A Art Basel inicia nesta terça-feira sua edição de 2026 com um sentimento predominante de cautela entre os expositores. Após um período de três anos marcado por correções de mercado e uma desinflação da bolha especulativa pós-pandemia, o evento suíço serve como um termômetro vital para a saúde financeira das galerias. Segundo reportagem da ARTnews, a atmosfera no Messeplatz é de otimismo contido, com negociantes focados em retomar a confiança dos colecionadores por meio de uma curadoria que prioriza a solidez histórica em vez da euforia passageira.
Para muitos galeristas, o sucesso comercial na feira é determinante para o desempenho anual. O evento, que reúne 290 galerias de 43 países, ocorre em um momento em que a indústria tenta se afastar de estratégias de expansão agressiva que inflaram custos operacionais e geraram desconfiança sobre a precificação de obras contemporâneas. A leitura editorial é que o mercado atravessa uma fase de depuração, onde a busca por valor intrínseco substitui o frenesi especulativo que dominou o setor nos últimos anos.
O retorno à essência histórica
Diante de um mercado que demonstra resistência ao segmento ultra-contemporâneo, muitos galeristas estão recorrendo aos seus próprios arquivos e tesouros históricos. A estratégia, observada em nomes como a Galerie Jocelyn Wolff e a Paula Cooper, consiste em apresentar artistas com trajetórias consolidadas, que oferecem maior segurança aos compradores em um ambiente de incerteza macroeconômica. Essa mudança de foco não é apenas uma medida defensiva, mas uma tentativa de redefinir a identidade das galerias.
Ao invés de tentar prever tendências de curto prazo, os negociantes estão investindo em apresentações que destacam o compromisso de longo prazo com seus artistas. O movimento sugere uma resposta direta à volatilidade, onde a credibilidade construída ao longo de décadas se tornou o ativo mais valioso. Para colecionadores, essa abordagem oferece um porto seguro, permitindo a aquisição de obras com contexto histórico comprovado e preços menos sujeitos a flutuações artificiais.
Dinâmicas de mercado e a crise de confiança
A discrepância entre os preços praticados no mercado primário e os valores alcançados em leilões tem gerado um gargalo significativo. Enquanto galerias mantêm tabelas de preços elevadas para proteger o valor de seus artistas, o mercado secundário frequentemente negocia obras similares por frações desses valores. Esse descompasso, comparado por especialistas a uma desvalorização forçada de bens de luxo, minou a confiança de parte dos colecionadores, que passaram a migrar suas verbas para as casas de leilão.
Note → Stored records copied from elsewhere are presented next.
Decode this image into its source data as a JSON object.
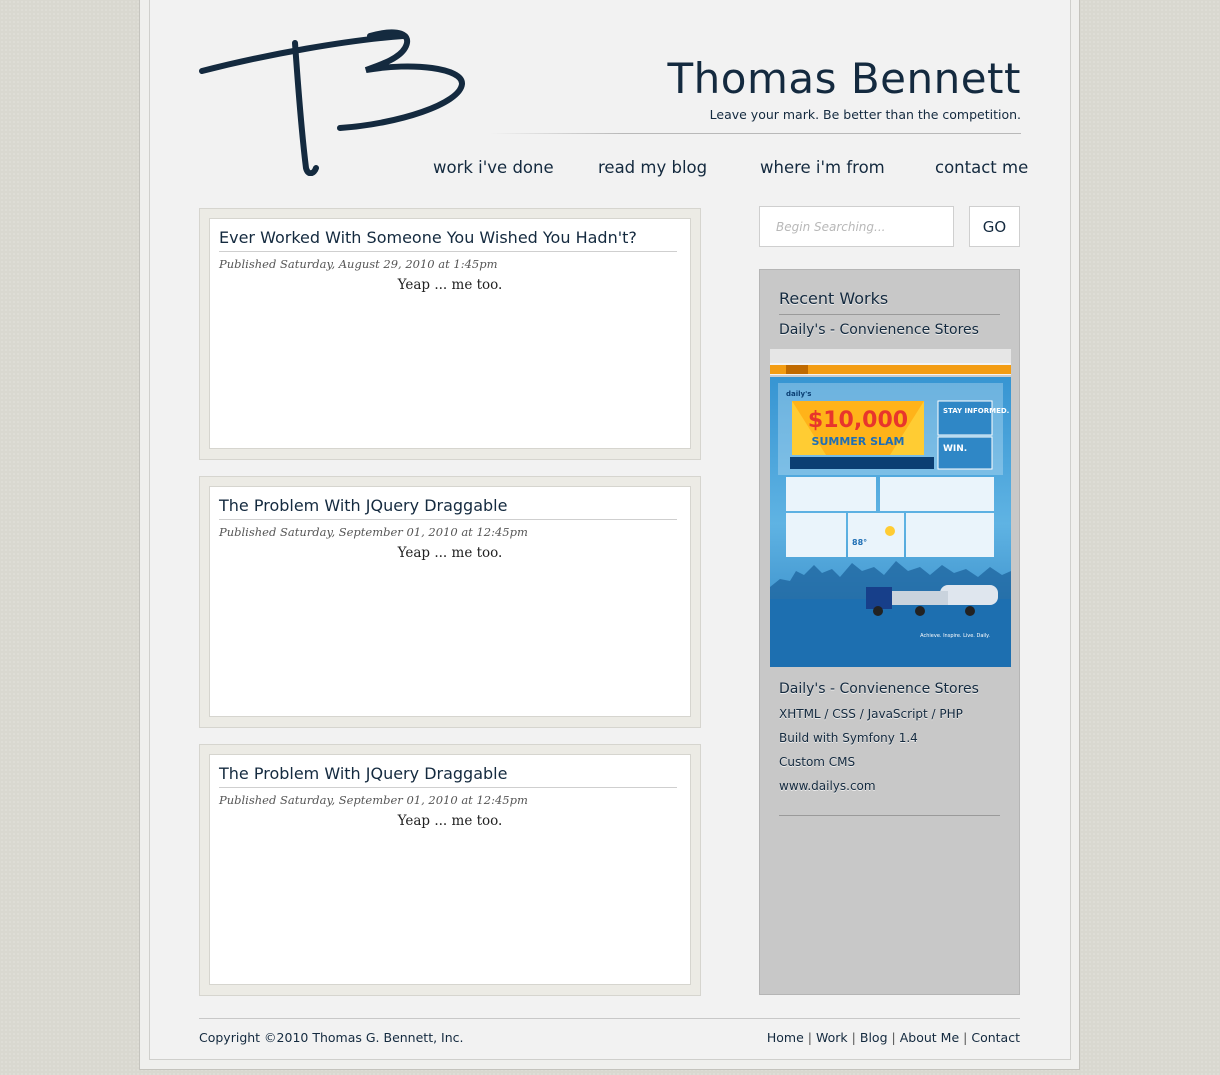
{
  "brand": {
    "logo_text": "TB",
    "title": "Thomas Bennett",
    "tagline": "Leave your mark. Be better than the competition."
  },
  "nav": {
    "items": [
      {
        "label": "work i've done"
      },
      {
        "label": "read my blog"
      },
      {
        "label": "where i'm from"
      },
      {
        "label": "contact me"
      }
    ]
  },
  "posts": [
    {
      "title": "Ever Worked With Someone You Wished You Hadn't?",
      "date": "Published Saturday, August 29, 2010 at 1:45pm",
      "body": "Yeap ... me too."
    },
    {
      "title": "The Problem With JQuery Draggable",
      "date": "Published Saturday, September 01, 2010 at 12:45pm",
      "body": "Yeap ... me too."
    },
    {
      "title": "The Problem With JQuery Draggable",
      "date": "Published Saturday, September 01, 2010 at 12:45pm",
      "body": "Yeap ... me too."
    }
  ],
  "search": {
    "placeholder": "Begin Searching...",
    "value": "",
    "button_label": "GO"
  },
  "sidebar": {
    "heading": "Recent Works",
    "work": {
      "title_top": "Daily's - Convienence Stores",
      "title": "Daily's - Convienence Stores",
      "details": [
        "XHTML / CSS / JavaScript / PHP",
        "Build with Symfony 1.4",
        "Custom CMS",
        "www.dailys.com"
      ],
      "thumbnail": {
        "site_logo": "daily's",
        "headline": "$10,000",
        "subheadline": "SUMMER SLAM",
        "promo_1": "STAY INFORMED.",
        "promo_2": "WIN.",
        "temperature": "88°",
        "tagline": "Achieve. Inspire. Live. Daily."
      }
    }
  },
  "footer": {
    "copyright": "Copyright ©2010 Thomas G. Bennett, Inc.",
    "links": [
      "Home",
      "Work",
      "Blog",
      "About Me",
      "Contact"
    ]
  },
  "colors": {
    "brand_navy": "#142a3f",
    "page_background": "#d9d8d0",
    "sidebar_background": "#c8c8c8",
    "thumb_orange": "#f39c12",
    "thumb_blue": "#3b9bd4"
  }
}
O impacto dessa desconfiança é sentido até por galerias menores, que nunca participaram de bolhas especulativas. A percepção é de que a política de preços de grandes players, ao criar bolhas que eventualmente estouram, acaba por contaminar a percepção de valor de todo o ecossistema. A resposta do mercado tem sido um movimento em direção a um modelo mais boutique, onde a proximidade com o cliente e a transparência na curadoria tentam restaurar o elo de confiança essencial para o comércio de arte.
Tensões estruturais e custos operacionais
O modelo de negócios das grandes galerias, baseado em uma presença global constante em feiras internacionais, enfrenta um escrutínio severo. O recente anúncio da Pace Gallery, que reduziu sua equipe e seu catálogo de artistas, ilustra a insustentabilidade de uma estrutura pautada apenas pelo crescimento competitivo e pelo alto custo operacional. O setor começa a questionar se o modelo de expansão desenfreada, construído há mais de uma década, ainda possui lugar em um mundo onde a interação com a arte exige mais foco e menos volume.
A Art Basel, por sua vez, tem tentado mitigar essas tensões através de políticas de preços mais flexíveis e descontos para novos expositores. No entanto, a pressão sobre as margens e a necessidade de adaptação a um novo perfil de colecionador, que busca qualidade e contexto em vez de novidade imediata, continuam a ser os principais desafios para o ecossistema global de galerias.
Perspectivas e o futuro do setor
O que permanece incerto é a velocidade com que a confiança será totalmente restaurada. A transição para um mercado mais disciplinado, embora positiva, exige que galeristas mantenham a resiliência enquanto o mercado de arte encontra um novo equilíbrio. A capacidade de cultivar relacionamentos profundos e significativos com colecionadores, em vez de depender apenas de transações imediatas, parece ser a principal estratégia de sobrevivência para os próximos anos.
Observar o comportamento dos colecionadores durante esta semana em Basel será fundamental para entender se a cautela se transformará em uma nova fase de crescimento sustentável. A indústria parece estar aprendendo que, em tempos de incerteza, a solidez da oferta e a clareza na curadoria são as ferramentas mais eficazes para manter a relevância em um mercado cada vez mais exigente e seletivo.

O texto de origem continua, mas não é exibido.